About O₂nix Bio
O₂nix Bio is an oncology therapeutics company developing pro-oxidant medicines designed to exploit oxidative stress vulnerabilities in metastatic cancer. Founded in 2025 and based in Boston, the company is building on more than a decade of foundational research in metastasis biology and RNA modifications, with peer-reviewed work published in Nature (2015) and Nature Cancer (2024).
Our Mission
To transform metastatic cancer from a terminal diagnosis into a manageable chronic disease by selectively targeting the stress-adaptation pathways metastatic tumors depend on for survival.
Our Approach
Metastasis kills most cancer patients, yet there are no FDA-approved therapies that specifically target metastatic spread. Standard of care is palliation.
We develop first-in-class small-molecule therapies that disable the redox-buffering machinery metastatic cells require to colonize distant organs and resist standard-of-care treatment. By layering our therapies onto established oncology regimens, we aim to deepen and prolong response, delay resistance, and extend patient survival.

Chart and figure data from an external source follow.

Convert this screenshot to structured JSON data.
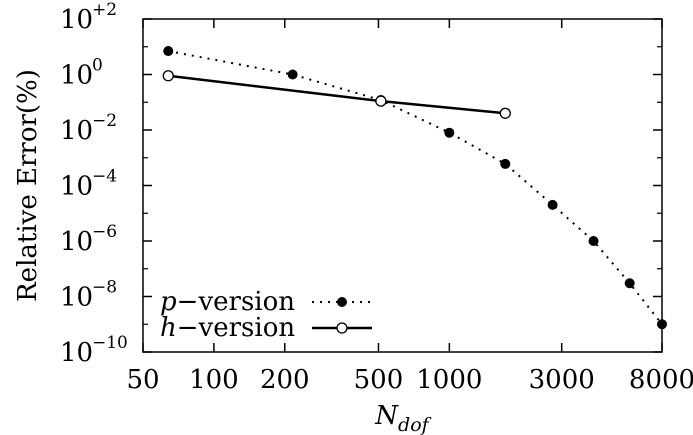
{
  "chart_data": {
    "type": "scatter",
    "xlabel": {
      "main": "N",
      "sub": "dof"
    },
    "ylabel": "Relative Error(%)",
    "x_scale": "log",
    "y_scale": "log",
    "xlim": [
      50,
      8000
    ],
    "ylim": [
      1e-10,
      100
    ],
    "x_ticks": [
      50,
      100,
      200,
      500,
      1000,
      3000,
      8000
    ],
    "x_tick_labels": [
      "50",
      "100",
      "200",
      "500",
      "1000",
      "3000",
      "8000"
    ],
    "y_ticks": [
      {
        "value": 1e-10,
        "base": "10",
        "exp": "−10"
      },
      {
        "value": 1e-08,
        "base": "10",
        "exp": "−8"
      },
      {
        "value": 1e-06,
        "base": "10",
        "exp": "−6"
      },
      {
        "value": 0.0001,
        "base": "10",
        "exp": "−4"
      },
      {
        "value": 0.01,
        "base": "10",
        "exp": "−2"
      },
      {
        "value": 1,
        "base": "10",
        "exp": "0"
      },
      {
        "value": 100,
        "base": "10",
        "exp": "+2"
      }
    ],
    "grid": false,
    "legend_position": "bottom-left",
    "series": [
      {
        "name_italic": "p",
        "name_rest": "−version",
        "marker": "filled-circle",
        "line": "dotted",
        "color": "#000000",
        "points": [
          {
            "x": 64,
            "y": 7.0
          },
          {
            "x": 216,
            "y": 1.0
          },
          {
            "x": 512,
            "y": 0.12
          },
          {
            "x": 1000,
            "y": 0.008
          },
          {
            "x": 1728,
            "y": 0.0006
          },
          {
            "x": 2744,
            "y": 2e-05
          },
          {
            "x": 4096,
            "y": 1e-06
          },
          {
            "x": 5832,
            "y": 3e-08
          },
          {
            "x": 8000,
            "y": 1e-09
          }
        ]
      },
      {
        "name_italic": "h",
        "name_rest": "−version",
        "marker": "open-circle",
        "line": "solid",
        "color": "#000000",
        "points": [
          {
            "x": 64,
            "y": 0.9
          },
          {
            "x": 512,
            "y": 0.11
          },
          {
            "x": 1728,
            "y": 0.04
          }
        ]
      }
    ]
  }
}
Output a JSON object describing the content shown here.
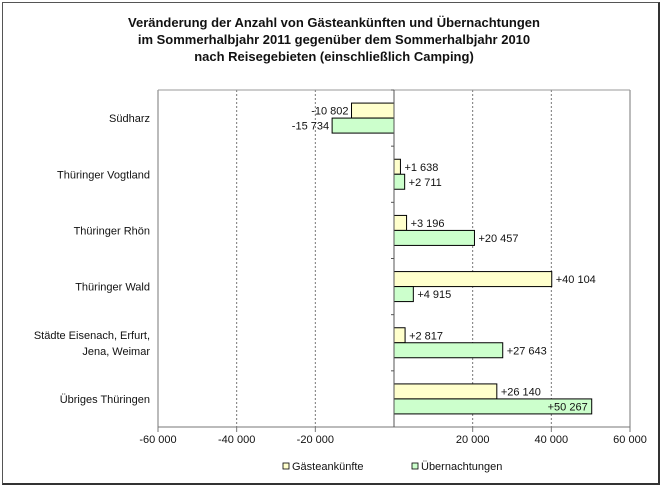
{
  "chart_data": {
    "type": "bar",
    "orientation": "horizontal",
    "title_lines": [
      "Veränderung der Anzahl von Gästeankünften und Übernachtungen",
      "im Sommerhalbjahr 2011 gegenüber dem Sommerhalbjahr 2010",
      "nach Reisegebieten (einschließlich Camping)"
    ],
    "categories": [
      [
        "Südharz"
      ],
      [
        "Thüringer Vogtland"
      ],
      [
        "Thüringer Rhön"
      ],
      [
        "Thüringer Wald"
      ],
      [
        "Städte Eisenach, Erfurt,",
        "Jena, Weimar"
      ],
      [
        "Übriges Thüringen"
      ]
    ],
    "series": [
      {
        "name": "Gästeankünfte",
        "color": "#ffffcc",
        "values": [
          -10802,
          1638,
          3196,
          40104,
          2817,
          26140
        ],
        "labels": [
          "-10 802",
          "+1 638",
          "+3 196",
          "+40 104",
          "+2 817",
          "+26 140"
        ]
      },
      {
        "name": "Übernachtungen",
        "color": "#ccffcc",
        "values": [
          -15734,
          2711,
          20457,
          4915,
          27643,
          50267
        ],
        "labels": [
          "-15 734",
          "+2 711",
          "+20 457",
          "+4 915",
          "+27 643",
          "+50 267"
        ]
      }
    ],
    "xlim": [
      -60000,
      60000
    ],
    "xticks": [
      -60000,
      -40000,
      -20000,
      20000,
      40000,
      60000
    ],
    "xtick_labels": [
      "-60 000",
      "-40 000",
      "-20 000",
      "20 000",
      "40 000",
      "60 000"
    ],
    "grid": "vertical dashed",
    "legend": "bottom"
  }
}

Our lead program targets FTSJ1, an RNA-modifying enzyme central to the oxidative stress survival of metastatic tumors — a first-in-class druggable target. We are advancing this program in collaboration with Synfini Inc., an AI-driven drug discovery platform.
Why Now
Three converging shifts make this the moment to build a metastasis-targeted company:
RNA biology has matured into a drug discovery field. Storm Therapeutics, Tevard Biosciences, and Alltrna have attracted significant institutional capital, validating RNA modifications as a therapeutic axis.
AI-driven medicinal chemistry compresses cost and timeline. Through our Synfini partnership, industry-grade chemistry is accessible at the earliest stage — hit scaffolds in months, not years.
Metastasis is emerging as a distinct therapeutic category. A new generation of metastasis-focused biotechs has been funded over the past five years. O₂nix Bio is the only company at the intersection of redox biology, RNA epigenetics, and metastasis.